Ewan McKenna is bang on the button!
The fact that for every €2.63 spent on youth development in Mayo from central funds, Dublin gets €11.73 should be cause enough for unease. This massive imbalance of resources cannot be sustained long term. Galway fares out even worse than Mayo. Indeed all along the western seaboard the counties that need the most receive the least.
For me, McKenna did not go far enough.
The advantages of having superclubs so big that they have more juvenile players than, Roscommon, Sligo, Fermanagh, Leitrim or Cavan ( and that was more than 20 years ago) are obvious enough.
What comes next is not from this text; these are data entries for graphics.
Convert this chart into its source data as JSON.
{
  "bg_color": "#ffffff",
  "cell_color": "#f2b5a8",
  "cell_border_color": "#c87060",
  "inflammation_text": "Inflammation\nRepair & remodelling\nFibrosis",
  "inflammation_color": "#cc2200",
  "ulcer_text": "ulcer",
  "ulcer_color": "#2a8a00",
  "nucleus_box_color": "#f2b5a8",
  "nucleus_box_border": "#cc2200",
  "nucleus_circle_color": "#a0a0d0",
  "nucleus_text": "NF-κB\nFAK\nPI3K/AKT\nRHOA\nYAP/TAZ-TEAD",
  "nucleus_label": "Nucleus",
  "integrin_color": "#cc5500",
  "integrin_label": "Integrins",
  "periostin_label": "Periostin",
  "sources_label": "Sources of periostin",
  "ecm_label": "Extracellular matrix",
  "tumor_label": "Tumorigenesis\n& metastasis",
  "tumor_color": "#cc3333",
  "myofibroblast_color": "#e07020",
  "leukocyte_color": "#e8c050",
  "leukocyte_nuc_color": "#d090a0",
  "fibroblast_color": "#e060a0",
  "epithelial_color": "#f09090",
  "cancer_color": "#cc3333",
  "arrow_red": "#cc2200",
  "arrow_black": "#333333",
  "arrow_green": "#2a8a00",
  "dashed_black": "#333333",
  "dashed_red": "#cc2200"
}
But there are massive downsides also and eventually it will be become apparent to all, bar the circle-the-wagon school of logic, that what the CC is doing will be counter productive.
For example, a large club that will have no difficulty in attracting u8s or 9s will have to let the majority of them go by the time they are old enough to player minor.
There many be 8 or 9 grades of competition at younger levels but the number decreases as youngsters move up through the age levels.
ASFAIK, there are only two grades at minor level; u18A and u8B. (I am not aware of any u18c grade but I may well be wrong on that.
So, the GAA/Dublin County Board policy is to attract kids at an early age, provide them with the best facilities and coaching available and then turf them out on a gradual basis as they get older.
I think it’s a no-brainer to say that the earlier a juvenile is forced to drop out of GAA activities, the less likely he is to retain an attachment with club he had been involved with.
If, say, there were four medium-sized clubs in an area, there could be at least four times as many u18s engaged in competitive football as there would be in a single super sized one.
Put anyway you like, whatever the present policy of youth development may be, it benefits nobody.